Post by giantbrookie » Sun Sep 16, 2018 4:44 pm

Personally I would like to be more open about fishing spots, etc., but the prevailing environment has caused me to do the usual "speaking in code", while providing enough info so enterprising folks can sleuth things out.

My "old" philosophy was to be very open about the following: 1. places that are already heavily used (Desolation Wilderness for example), 2. places that are very hard to reach, but excluding those places that are lightly used but relatively easy to reach. This was how I did things way back (pre 2010) when I had my own little website. I did in fact receive some strong criticism by some for mentioning certain places, with the most spectacular being a series of messages about one lake that culminated with "I would be willing to pay you a lot of money if you removed mention of --------- Lake from your website" (I did not take the writer up on their offer).
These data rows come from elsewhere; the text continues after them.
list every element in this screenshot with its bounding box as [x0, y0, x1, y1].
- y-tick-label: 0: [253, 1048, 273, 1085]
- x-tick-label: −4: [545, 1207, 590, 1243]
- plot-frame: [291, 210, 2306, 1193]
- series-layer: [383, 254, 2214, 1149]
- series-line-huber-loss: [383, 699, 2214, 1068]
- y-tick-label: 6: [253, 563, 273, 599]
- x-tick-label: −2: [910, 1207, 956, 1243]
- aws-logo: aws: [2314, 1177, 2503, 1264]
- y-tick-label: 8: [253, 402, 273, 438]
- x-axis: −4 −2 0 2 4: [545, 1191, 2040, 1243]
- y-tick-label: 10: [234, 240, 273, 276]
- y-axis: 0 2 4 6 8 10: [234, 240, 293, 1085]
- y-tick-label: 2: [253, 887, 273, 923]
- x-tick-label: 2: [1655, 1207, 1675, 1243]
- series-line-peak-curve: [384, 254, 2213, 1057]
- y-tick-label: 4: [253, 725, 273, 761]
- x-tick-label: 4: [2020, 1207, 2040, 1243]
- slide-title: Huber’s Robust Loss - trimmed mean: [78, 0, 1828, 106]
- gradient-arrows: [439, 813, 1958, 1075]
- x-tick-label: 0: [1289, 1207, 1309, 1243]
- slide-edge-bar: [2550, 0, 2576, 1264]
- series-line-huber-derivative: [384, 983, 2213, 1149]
I think the biggest issue in publicizing things is generally folks' favorite fishing spots rather than routes. As for routes to remote places, which would mean off trail routes, I never write up an off trail route in detail for at least reasons: 1. I see things the way Maverick does, 2. I don't usually keep track of ledge-by-ledge, rock-by-rock stuff myself (except for some key moves on peak bagging routes) because a big part of the fun for me is improvising terrain reading while there (after having done initial topo map feasibility). 3. It is my opinion (and I could be way off base in this) that too many people rely too heavily on paint-by-numbers sort of descriptions so that folks that lack the requisite terrain reading skills will slavishly follow the rock-by-rock descriptions thinking that this obviates the need to learn and improve their on-spot terrain reading skills (which should build on topo map reading skills). I think this has gotten some folks lost and over-their-heads. Maybe I'm wrong, but I do not want to contribute to any safety issues out there.